Three, some of Buhari’s supporters talk of the advantages of incumbency they have over the opposition (money, use of the security forces etc). This is largely true but also a double edged sword for them. For instance given Buhari’s brutal dictatorial past (the worst in our history except for Abacha’s), the opposition could easily turn such advantage against the government by for example playing up a legitimate use of the security forces to instil law and order during election as evidence that Buhari has relapsed into his authoritarian past and once again endangered the country’s hard-earned democracy. In this era of social media, this could be played up from different angles, and the plethora of human rights activists, already suspicious of Buhari’s democratic credentials, could readily buy into it in a sort of self-fulfilling prophecy. Essentially therefore it is in Buhari’s interest that 2019 campaign is conducted in a manner that will not be exceedingly acrimonious because the advantageous tools conferred on his government by its incumbency will lose their legitimacy if the election becomes so acrimonious that people feel the country will trip from the precipice that seems to have become its comfort zone.
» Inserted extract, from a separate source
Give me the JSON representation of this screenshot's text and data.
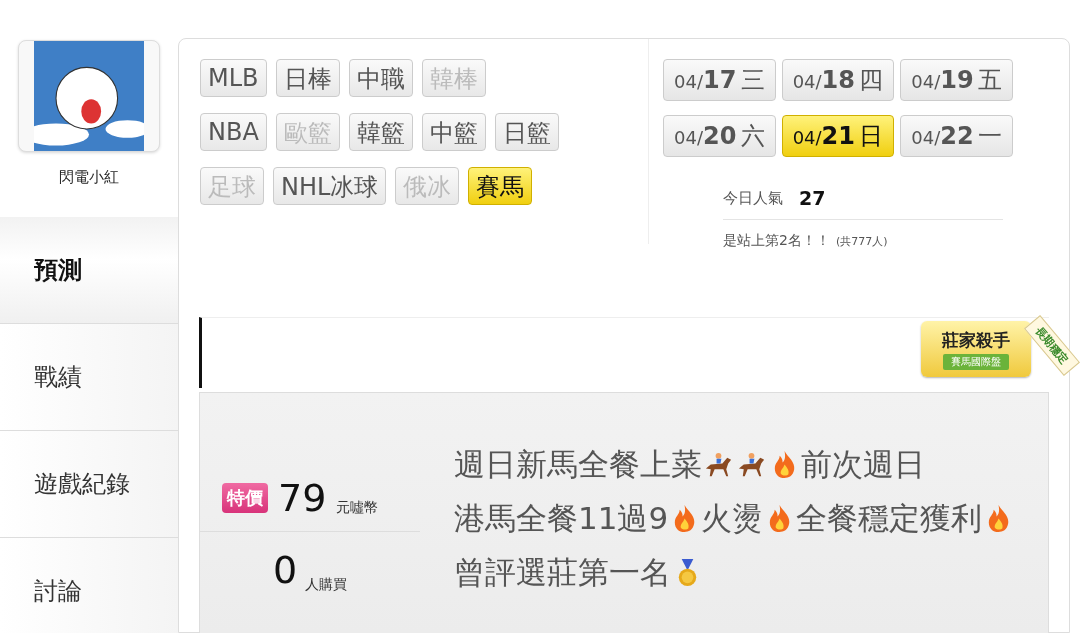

Four, if Buhari is announced as the winner of the election and the opposition thinks the election has been rigged, (especially if the margin in the declared victory is slim), Buhari will come under pressure. Precisely because Buhari never conceded defeat in the past – even when he had no structures outside the North or bothered to campaign outside the North – there are debates on whether Buhari will accept defeat if he loses. A way of giving the opposition assurance and also assuring Buhari that his election will be accepted as legitimate if he wins is to get the two leading candidates to commit publicly that if a certain number of the election monitors declare the election as substantially free and fair (or otherwise), it should be accepted as so.
Five, we should also realize that elections are anarchic in societies like ours and that the phenomenon of sit-tightism (leaders who refuse to accept defeat or quit when their constitutionally allowed tenures are up) is high in Africa because of the pervasive fear that victors will use state machinery to victimize losers. Buhari government’s treatment of Jonathan and people it felt did not vote for Buhari did nothing to allay such fears (witness Buhari’s 97 per cent and 5 per cent statement and the regime’s extreme demonization of Jonathan). Under such a circumstance, those who are contesting against Buhari know it is not going to be a cup of tea for them if he wins a second term and Buhari and his supporters also know that the ‘Jonathan treatment’ awaits them if they lose. Following from this, there is an urgent need to break this cycle. One of the options will be for National Peace Committee to get the two leading candidates to publicly commit in writing to a set of ethical conduct before, during and after the elections. This should include a commitment from both leading candidates that there should be no witch hunting of the losers after the elections.